Golang has "fixed" this problem as well as it could for non-commercial communities.
The "Python ecosystem" includes packages like numpy, pytorch & derivatives which are responsible for a large chunk of HPC and research computing nowadays.
> The "Python ecosystem" includes packages like numpy, pytorch & derivatives which are responsible for a large chunk of HPC and research computing nowadays.
The "& derivatives" part is the problem! Torch does not have derivatives. It won. You just use it and its extensions, and you're done. That is what people use to do exciting stuff in Python.
It's the manic developers writing manic derivatives that make the Python ecosystem shitty. I mean I hate ragging on those guys, because they're really nice people who care a lot about X, but if only they could focus all their energy to work together! Python has like 20 ideas for accelerated computing. They all abruptly stopped mattering because of Torch. If the numba and numpy and scikit-learn and polars and pandas and... all those people, if they would focus on working on one package together, instead of reinventing the same thing over and over again - high level cross compilers or an HPC DSL or whatever, the ecosystem would be so much nicer and performance would be better.
This idea that it's a million little ideas incubating and flourishing, it's cheerful and aesthetically pleasing but it isn't the truth. CUDA has been around for a long time, and it was obviously the fastest per dollar & watt HPC approach throughout its whole lifetime, so most of those little flourishing ideas were DOA. They should have all focused on Torch from the beginning instead of getting caught up in little manic compiler projects. We have enough compilers and languages and DSLs. I don't want another DataFrame DSL!

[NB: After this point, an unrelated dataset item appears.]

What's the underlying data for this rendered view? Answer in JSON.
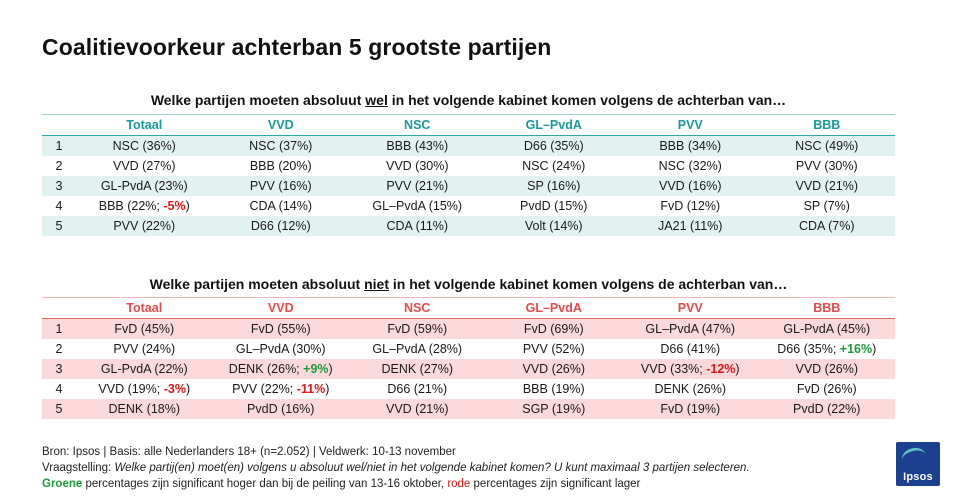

I see this in new, influential Python projects made even now, in 2024. Library authors are always, constantly, reinventing the wheel because the development is driven by one person's manic energy more than anything else. Just go on GitHub and look how many packages are written by one person. GitHub & Git, PyPi are just not adequate ways to coordinate the energies of these manic developers on a single valuable task. They don't merge PRs, they stake out pleasing names on PyPi, and they complain relentlessly about other people's stuff. It's NIH syndrome on the 1m+ repository scale.

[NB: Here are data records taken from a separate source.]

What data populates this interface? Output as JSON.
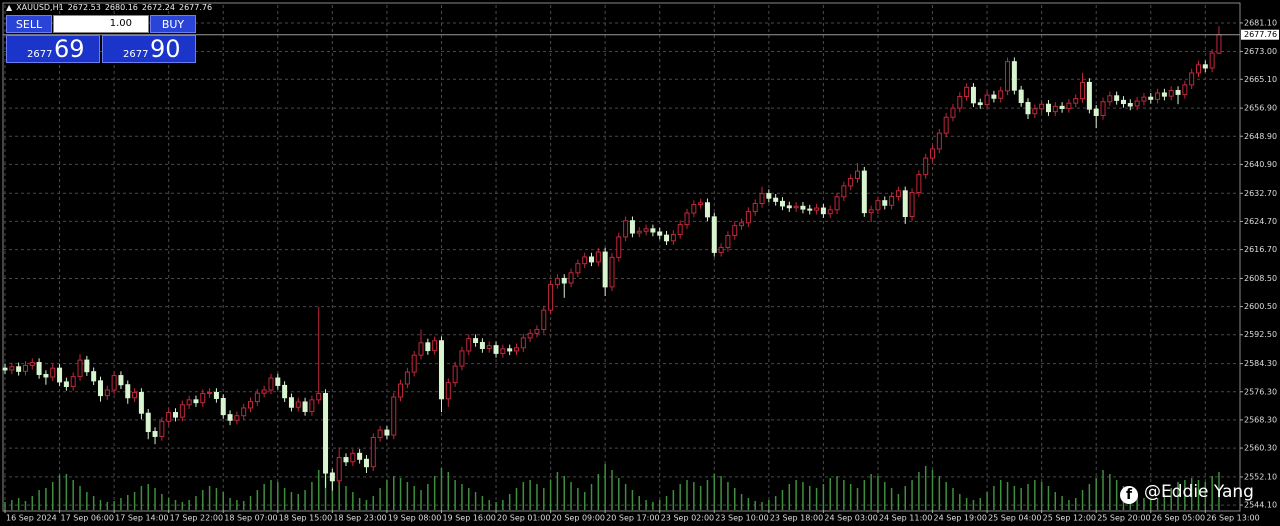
{
  "chart_data": {
    "type": "candlestick",
    "symbol": "XAUUSD,H1",
    "categories": [
      "16 Sep 2024",
      null,
      null,
      null,
      null,
      null,
      null,
      null,
      "17 Sep 06:00",
      null,
      null,
      null,
      null,
      null,
      null,
      null,
      "17 Sep 14:00",
      null,
      null,
      null,
      null,
      null,
      null,
      null,
      "17 Sep 22:00",
      null,
      null,
      null,
      null,
      null,
      null,
      null,
      "18 Sep 07:00",
      null,
      null,
      null,
      null,
      null,
      null,
      null,
      "18 Sep 15:00",
      null,
      null,
      null,
      null,
      null,
      null,
      null,
      "18 Sep 23:00",
      null,
      null,
      null,
      null,
      null,
      null,
      null,
      "19 Sep 08:00",
      null,
      null,
      null,
      null,
      null,
      null,
      null,
      "19 Sep 16:00",
      null,
      null,
      null,
      null,
      null,
      null,
      null,
      "20 Sep 01:00",
      null,
      null,
      null,
      null,
      null,
      null,
      null,
      "20 Sep 09:00",
      null,
      null,
      null,
      null,
      null,
      null,
      null,
      "20 Sep 17:00",
      null,
      null,
      null,
      null,
      null,
      null,
      null,
      "23 Sep 02:00",
      null,
      null,
      null,
      null,
      null,
      null,
      null,
      "23 Sep 10:00",
      null,
      null,
      null,
      null,
      null,
      null,
      null,
      "23 Sep 18:00",
      null,
      null,
      null,
      null,
      null,
      null,
      null,
      "24 Sep 03:00",
      null,
      null,
      null,
      null,
      null,
      null,
      null,
      "24 Sep 11:00",
      null,
      null,
      null,
      null,
      null,
      null,
      null,
      "24 Sep 19:00",
      null,
      null,
      null,
      null,
      null,
      null,
      null,
      "25 Sep 04:00",
      null,
      null,
      null,
      null,
      null,
      null,
      null,
      "25 Sep 12:00",
      null,
      null,
      null,
      null,
      null,
      null,
      null,
      "25 Sep 20:00",
      null,
      null,
      null,
      null,
      null,
      null,
      null,
      "26 Sep 05:00",
      null,
      null,
      null,
      null,
      null,
      null,
      null,
      "26 Sep 13:00",
      null,
      null
    ],
    "open": [
      2583.0,
      2582.5,
      2583.4,
      2582.1,
      2583.8,
      2584.6,
      2581.2,
      2580.5,
      2583.0,
      2579.1,
      2577.8,
      2580.6,
      2585.3,
      2582.0,
      2579.4,
      2575.2,
      2576.8,
      2580.9,
      2578.3,
      2574.6,
      2576.1,
      2570.2,
      2565.0,
      2563.6,
      2567.9,
      2570.4,
      2569.1,
      2572.6,
      2574.0,
      2573.2,
      2575.8,
      2576.1,
      2574.4,
      2569.8,
      2568.2,
      2569.5,
      2571.7,
      2573.5,
      2575.9,
      2576.8,
      2580.2,
      2578.1,
      2574.6,
      2571.9,
      2573.4,
      2570.7,
      2574.0,
      2575.8,
      2553.2,
      2551.0,
      2557.6,
      2556.4,
      2558.8,
      2557.1,
      2555.0,
      2563.3,
      2565.4,
      2564.0,
      2574.8,
      2578.5,
      2581.9,
      2586.7,
      2590.2,
      2588.0,
      2590.8,
      2574.3,
      2578.9,
      2583.6,
      2587.9,
      2591.4,
      2590.3,
      2588.6,
      2589.4,
      2587.2,
      2588.5,
      2587.9,
      2588.8,
      2591.6,
      2592.9,
      2594.0,
      2599.5,
      2606.8,
      2608.5,
      2607.2,
      2610.1,
      2612.7,
      2614.6,
      2613.2,
      2616.0,
      2606.1,
      2614.5,
      2620.3,
      2624.9,
      2621.4,
      2621.9,
      2622.6,
      2621.7,
      2620.8,
      2619.2,
      2621.0,
      2623.8,
      2627.1,
      2629.5,
      2630.0,
      2626.0,
      2615.9,
      2617.3,
      2620.7,
      2623.5,
      2624.3,
      2627.5,
      2629.8,
      2632.6,
      2631.3,
      2630.4,
      2629.1,
      2628.6,
      2629.0,
      2628.2,
      2627.9,
      2628.5,
      2626.9,
      2628.0,
      2631.7,
      2634.8,
      2636.9,
      2639.0,
      2627.2,
      2628.0,
      2630.6,
      2629.3,
      2631.8,
      2633.4,
      2626.1,
      2632.9,
      2638.0,
      2642.7,
      2645.3,
      2649.8,
      2654.3,
      2656.9,
      2660.2,
      2662.8,
      2658.4,
      2657.9,
      2660.6,
      2659.7,
      2661.8,
      2670.1,
      2662.0,
      2658.5,
      2655.3,
      2656.7,
      2658.0,
      2655.9,
      2657.4,
      2656.8,
      2658.3,
      2659.6,
      2664.2,
      2656.6,
      2654.8,
      2658.7,
      2660.4,
      2659.1,
      2658.2,
      2657.5,
      2658.9,
      2660.0,
      2659.4,
      2661.2,
      2660.3,
      2661.9,
      2660.8,
      2663.5,
      2666.9,
      2669.2,
      2668.3,
      2672.53
    ],
    "high": [
      2584.2,
      2584.6,
      2584.6,
      2585.0,
      2585.8,
      2585.8,
      2582.4,
      2584.2,
      2584.2,
      2580.3,
      2581.8,
      2587.0,
      2586.5,
      2583.2,
      2580.6,
      2578.0,
      2582.1,
      2582.1,
      2579.5,
      2577.3,
      2577.3,
      2571.4,
      2566.2,
      2569.1,
      2571.6,
      2571.6,
      2573.8,
      2575.2,
      2575.2,
      2577.0,
      2577.3,
      2577.3,
      2575.6,
      2571.0,
      2570.7,
      2572.9,
      2574.7,
      2577.1,
      2578.0,
      2581.4,
      2581.4,
      2579.3,
      2575.8,
      2574.6,
      2574.6,
      2575.2,
      2600.4,
      2577.0,
      2554.4,
      2560.5,
      2558.8,
      2560.0,
      2560.0,
      2558.3,
      2564.5,
      2566.6,
      2566.6,
      2576.0,
      2579.7,
      2583.1,
      2587.9,
      2594.0,
      2591.4,
      2592.0,
      2592.0,
      2580.1,
      2584.8,
      2589.1,
      2592.6,
      2592.6,
      2591.5,
      2590.6,
      2590.6,
      2589.7,
      2589.7,
      2590.0,
      2592.8,
      2594.1,
      2595.2,
      2600.7,
      2608.0,
      2609.7,
      2609.7,
      2611.3,
      2613.9,
      2615.8,
      2615.8,
      2617.2,
      2617.2,
      2615.7,
      2621.5,
      2626.1,
      2626.1,
      2623.1,
      2623.8,
      2623.8,
      2622.9,
      2622.0,
      2622.2,
      2625.0,
      2628.3,
      2630.7,
      2631.2,
      2631.2,
      2627.2,
      2618.5,
      2621.9,
      2624.7,
      2625.5,
      2628.7,
      2631.0,
      2634.6,
      2633.8,
      2632.5,
      2631.6,
      2630.3,
      2630.2,
      2630.2,
      2629.4,
      2629.7,
      2629.7,
      2629.2,
      2632.9,
      2636.0,
      2638.1,
      2641.3,
      2640.2,
      2629.2,
      2631.8,
      2631.8,
      2633.0,
      2634.6,
      2634.6,
      2634.1,
      2639.2,
      2643.9,
      2646.5,
      2651.0,
      2655.5,
      2658.1,
      2661.4,
      2664.0,
      2664.0,
      2659.6,
      2661.8,
      2661.8,
      2663.0,
      2671.3,
      2671.3,
      2663.2,
      2659.7,
      2657.9,
      2659.2,
      2659.2,
      2658.6,
      2658.6,
      2659.5,
      2660.8,
      2666.9,
      2665.4,
      2657.8,
      2659.9,
      2661.6,
      2661.6,
      2660.3,
      2659.4,
      2660.1,
      2661.2,
      2661.2,
      2662.4,
      2662.4,
      2663.1,
      2663.1,
      2664.7,
      2668.1,
      2670.4,
      2670.4,
      2673.7,
      2680.16
    ],
    "low": [
      2581.3,
      2581.3,
      2580.9,
      2580.9,
      2582.6,
      2580.0,
      2578.3,
      2579.3,
      2577.9,
      2576.6,
      2576.6,
      2579.4,
      2580.8,
      2578.2,
      2573.5,
      2574.0,
      2575.6,
      2577.1,
      2572.9,
      2573.4,
      2568.5,
      2562.8,
      2561.4,
      2562.4,
      2566.7,
      2567.9,
      2567.9,
      2571.4,
      2572.0,
      2572.0,
      2574.6,
      2573.2,
      2568.6,
      2566.8,
      2567.0,
      2568.3,
      2570.5,
      2572.3,
      2574.7,
      2575.6,
      2576.9,
      2573.4,
      2570.7,
      2570.7,
      2569.5,
      2569.5,
      2572.8,
      2549.0,
      2548.2,
      2549.8,
      2555.2,
      2555.2,
      2555.9,
      2553.2,
      2553.8,
      2562.1,
      2562.8,
      2562.8,
      2573.6,
      2577.3,
      2580.7,
      2585.5,
      2586.8,
      2586.8,
      2570.5,
      2572.0,
      2577.7,
      2582.4,
      2586.7,
      2589.1,
      2587.4,
      2587.4,
      2586.0,
      2586.0,
      2586.7,
      2586.7,
      2587.6,
      2590.4,
      2591.7,
      2592.8,
      2598.3,
      2605.6,
      2603.0,
      2606.0,
      2608.9,
      2611.5,
      2612.0,
      2612.0,
      2603.5,
      2604.9,
      2613.3,
      2619.1,
      2620.2,
      2620.2,
      2620.7,
      2620.5,
      2619.6,
      2618.0,
      2618.0,
      2619.8,
      2622.6,
      2625.9,
      2628.3,
      2624.8,
      2614.7,
      2614.7,
      2616.1,
      2619.5,
      2622.3,
      2623.1,
      2626.3,
      2628.6,
      2630.1,
      2629.2,
      2627.9,
      2627.4,
      2627.4,
      2627.0,
      2626.7,
      2626.7,
      2625.7,
      2625.7,
      2626.8,
      2630.5,
      2633.6,
      2635.7,
      2626.0,
      2624.5,
      2626.8,
      2628.1,
      2628.1,
      2630.6,
      2624.0,
      2624.9,
      2631.7,
      2636.8,
      2641.5,
      2644.1,
      2648.6,
      2653.1,
      2655.7,
      2659.0,
      2657.2,
      2656.7,
      2656.7,
      2658.5,
      2658.5,
      2660.6,
      2660.8,
      2657.3,
      2653.8,
      2654.1,
      2655.5,
      2654.7,
      2654.7,
      2655.6,
      2655.6,
      2657.1,
      2658.4,
      2655.4,
      2651.2,
      2653.6,
      2657.5,
      2657.9,
      2657.0,
      2656.3,
      2656.3,
      2657.7,
      2658.2,
      2658.2,
      2659.1,
      2659.1,
      2658.0,
      2659.6,
      2662.3,
      2665.7,
      2667.1,
      2667.1,
      2672.24
    ],
    "close": [
      2582.5,
      2583.4,
      2582.1,
      2583.8,
      2584.6,
      2581.2,
      2580.5,
      2583.0,
      2579.1,
      2577.8,
      2580.6,
      2585.3,
      2582.0,
      2579.4,
      2575.2,
      2576.8,
      2580.9,
      2578.3,
      2574.6,
      2576.1,
      2570.2,
      2565.0,
      2563.6,
      2567.9,
      2570.4,
      2569.1,
      2572.6,
      2574.0,
      2573.2,
      2575.8,
      2576.1,
      2574.4,
      2569.8,
      2568.2,
      2569.5,
      2571.7,
      2573.5,
      2575.9,
      2576.8,
      2580.2,
      2578.1,
      2574.6,
      2571.9,
      2573.4,
      2570.7,
      2574.0,
      2575.8,
      2553.2,
      2551.0,
      2557.6,
      2556.4,
      2558.8,
      2557.1,
      2555.0,
      2563.3,
      2565.4,
      2564.0,
      2574.8,
      2578.5,
      2581.9,
      2586.7,
      2590.2,
      2588.0,
      2590.8,
      2574.3,
      2578.9,
      2583.6,
      2587.9,
      2591.4,
      2590.3,
      2588.6,
      2589.4,
      2587.2,
      2588.5,
      2587.9,
      2588.8,
      2591.6,
      2592.9,
      2594.0,
      2599.5,
      2606.8,
      2608.5,
      2607.2,
      2610.1,
      2612.7,
      2614.6,
      2613.2,
      2616.0,
      2606.1,
      2614.5,
      2620.3,
      2624.9,
      2621.4,
      2621.9,
      2622.6,
      2621.7,
      2620.8,
      2619.2,
      2621.0,
      2623.8,
      2627.1,
      2629.5,
      2630.0,
      2626.0,
      2615.9,
      2617.3,
      2620.7,
      2623.5,
      2624.3,
      2627.5,
      2629.8,
      2632.6,
      2631.3,
      2630.4,
      2629.1,
      2628.6,
      2629.0,
      2628.2,
      2627.9,
      2628.5,
      2626.9,
      2628.0,
      2631.7,
      2634.8,
      2636.9,
      2639.0,
      2627.2,
      2628.0,
      2630.6,
      2629.3,
      2631.8,
      2633.4,
      2626.1,
      2632.9,
      2638.0,
      2642.7,
      2645.3,
      2649.8,
      2654.3,
      2656.9,
      2660.2,
      2662.8,
      2658.4,
      2657.9,
      2660.6,
      2659.7,
      2661.8,
      2670.1,
      2662.0,
      2658.5,
      2655.3,
      2656.7,
      2658.0,
      2655.9,
      2657.4,
      2656.8,
      2658.3,
      2659.6,
      2664.2,
      2656.6,
      2654.8,
      2658.7,
      2660.4,
      2659.1,
      2658.2,
      2657.5,
      2658.9,
      2660.0,
      2659.4,
      2661.2,
      2660.3,
      2661.9,
      2660.8,
      2663.5,
      2666.9,
      2669.2,
      2668.3,
      2672.53,
      2677.76
    ],
    "volume": [
      8,
      10,
      12,
      9,
      14,
      20,
      22,
      28,
      35,
      36,
      30,
      24,
      18,
      14,
      10,
      8,
      9,
      12,
      15,
      18,
      24,
      26,
      22,
      16,
      12,
      10,
      8,
      10,
      14,
      20,
      24,
      22,
      18,
      12,
      10,
      9,
      14,
      20,
      26,
      30,
      28,
      22,
      18,
      16,
      20,
      28,
      40,
      44,
      38,
      30,
      24,
      18,
      12,
      10,
      14,
      22,
      30,
      34,
      32,
      28,
      24,
      20,
      26,
      34,
      42,
      38,
      30,
      26,
      22,
      18,
      14,
      10,
      8,
      10,
      16,
      22,
      28,
      30,
      26,
      22,
      30,
      38,
      34,
      28,
      22,
      18,
      26,
      36,
      46,
      40,
      32,
      26,
      20,
      14,
      10,
      8,
      10,
      14,
      20,
      26,
      30,
      28,
      24,
      30,
      36,
      34,
      28,
      22,
      16,
      12,
      9,
      8,
      10,
      14,
      20,
      26,
      30,
      28,
      24,
      22,
      26,
      32,
      34,
      30,
      26,
      22,
      30,
      36,
      34,
      28,
      22,
      16,
      24,
      30,
      38,
      44,
      40,
      34,
      28,
      22,
      16,
      12,
      10,
      12,
      18,
      24,
      30,
      28,
      24,
      22,
      26,
      30,
      28,
      24,
      18,
      14,
      10,
      12,
      20,
      26,
      32,
      40,
      36,
      30,
      24,
      20,
      16,
      12,
      10,
      12,
      16,
      22,
      28,
      30,
      32,
      30,
      28,
      34,
      38
    ],
    "bull_color": "#c0283c",
    "bear_color": "#d8f5d0",
    "volume_color": "#3f8f3f",
    "ylim": [
      2542.7,
      2686.2
    ],
    "yticks": [
      {
        "value": 2544.1,
        "label": "2544.10"
      },
      {
        "value": 2552.1,
        "label": "2552.10"
      },
      {
        "value": 2560.3,
        "label": "2560.30"
      },
      {
        "value": 2568.3,
        "label": "2568.30"
      },
      {
        "value": 2576.3,
        "label": "2576.30"
      },
      {
        "value": 2584.3,
        "label": "2584.30"
      },
      {
        "value": 2592.5,
        "label": "2592.50"
      },
      {
        "value": 2600.5,
        "label": "2600.50"
      },
      {
        "value": 2608.5,
        "label": "2608.50"
      },
      {
        "value": 2616.7,
        "label": "2616.70"
      },
      {
        "value": 2624.7,
        "label": "2624.70"
      },
      {
        "value": 2632.7,
        "label": "2632.70"
      },
      {
        "value": 2640.9,
        "label": "2640.90"
      },
      {
        "value": 2648.9,
        "label": "2648.90"
      },
      {
        "value": 2656.9,
        "label": "2656.90"
      },
      {
        "value": 2665.1,
        "label": "2665.10"
      },
      {
        "value": 2673.0,
        "label": "2673.00"
      },
      {
        "value": 2681.1,
        "label": "2681.10"
      }
    ],
    "grid": true
  },
  "trade_panel": {
    "sell": "SELL",
    "buy": "BUY",
    "lots": "1.00",
    "sell_big": "2677",
    "sell_small": "69",
    "buy_big": "2677",
    "buy_small": "90"
  },
  "watermark": "@Eddie Yang"
}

I've read that it can't even be as fast as JS, because everything is monkey-patchable at runtime. Maybe they can optimize for that when it doesn't happen, but remains to be seen.

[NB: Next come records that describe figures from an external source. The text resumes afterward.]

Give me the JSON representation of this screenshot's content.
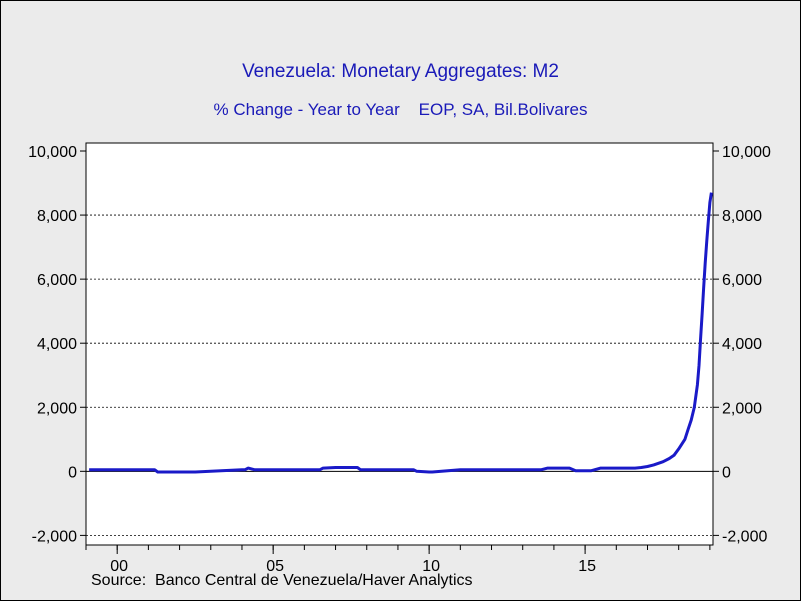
{
  "chart_data": {
    "type": "line",
    "title": "Venezuela: Monetary Aggregates: M2",
    "subtitle": "% Change - Year to Year    EOP, SA, Bil.Bolivares",
    "source": "Source:  Banco Central de Venezuela/Haver Analytics",
    "xlabel": "",
    "ylabel": "",
    "y_ticks": [
      -2000,
      0,
      2000,
      4000,
      6000,
      8000,
      10000
    ],
    "y_tick_labels": [
      "-2,000",
      "0",
      "2,000",
      "4,000",
      "6,000",
      "8,000",
      "10,000"
    ],
    "ylim": [
      -2300,
      10250
    ],
    "xlim": [
      1999.0,
      2019.1
    ],
    "x_ticks": [
      2000,
      2005,
      2010,
      2015
    ],
    "x_tick_labels": [
      "00",
      "05",
      "10",
      "15"
    ],
    "grid": "dotted horizontal at 2,000 / 4,000 / 6,000 / 8,000",
    "zero_line": true,
    "right_axis_mirror": true,
    "series": [
      {
        "color": "#1a1ac8",
        "x": [
          1999.1,
          2000.5,
          2001.2,
          2001.3,
          2002.5,
          2003.0,
          2004.0,
          2004.1,
          2004.2,
          2004.4,
          2005.0,
          2006.0,
          2006.5,
          2006.6,
          2007.0,
          2007.7,
          2007.8,
          2008.5,
          2009.0,
          2009.5,
          2009.6,
          2010.0,
          2010.1,
          2010.4,
          2011.0,
          2012.0,
          2012.5,
          2013.0,
          2013.6,
          2013.8,
          2014.5,
          2014.7,
          2015.2,
          2015.5,
          2016.2,
          2016.6,
          2016.8,
          2017.0,
          2017.2,
          2017.5,
          2017.7,
          2017.85,
          2018.0,
          2018.2,
          2018.3,
          2018.4,
          2018.5,
          2018.6,
          2018.65,
          2018.7,
          2018.75,
          2018.8,
          2018.85,
          2018.9,
          2018.95,
          2019.0,
          2019.05
        ],
        "y": [
          50,
          50,
          50,
          -20,
          -20,
          0,
          50,
          50,
          100,
          50,
          50,
          50,
          50,
          100,
          120,
          120,
          50,
          50,
          50,
          50,
          0,
          -20,
          -20,
          0,
          50,
          50,
          50,
          50,
          50,
          100,
          100,
          20,
          20,
          100,
          100,
          100,
          120,
          150,
          200,
          300,
          400,
          500,
          700,
          1000,
          1300,
          1600,
          2000,
          2700,
          3300,
          4100,
          4900,
          5700,
          6500,
          7200,
          7800,
          8400,
          8700
        ]
      }
    ]
  }
}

Python is probably much more monkey patchable. Almost any monkey patching that JavaScript supports also works in Python (e.g. modifying class prototype = assigning class methods), but there are a few things that only Python can do: accessing local variables as dict, access other stack frames, modifying function bytecode, read/write closure variables, patching builtins can change how the language works (__import__, __build_class__). Many of them can make a language hard to optimize.
You can always use optimistic optimization strategies where you profile the fast path and optimize that. When someone does something slow, you tell them to stop doing it if they want better performance.
In any case, that should be irrelevant to getting a reasonably performant JIT running. Lots of AOT and JIT compiled languages have robust FFI functionality.
The native extensions are more relevant when we talk about removing the GIL, since lots of Python code may call into non thread safe C extension code.
Python is inherently slow. That’s why people tend to rewrite bits that need high performance in C/C++. Removing the GIL is a massively welcome change, but it isn’t going to make C extensions go away.
Working with threads is a pain in Python. If you want to spawn +10-20 threads in a process, it can quickly become way slower than running a single thread.
Removing the GIL and refactoring some of the core will unlock levels of concurrency that are currently not feasible with Python. And that's a great deal, in my opinion. Well worth the trouble they're going through.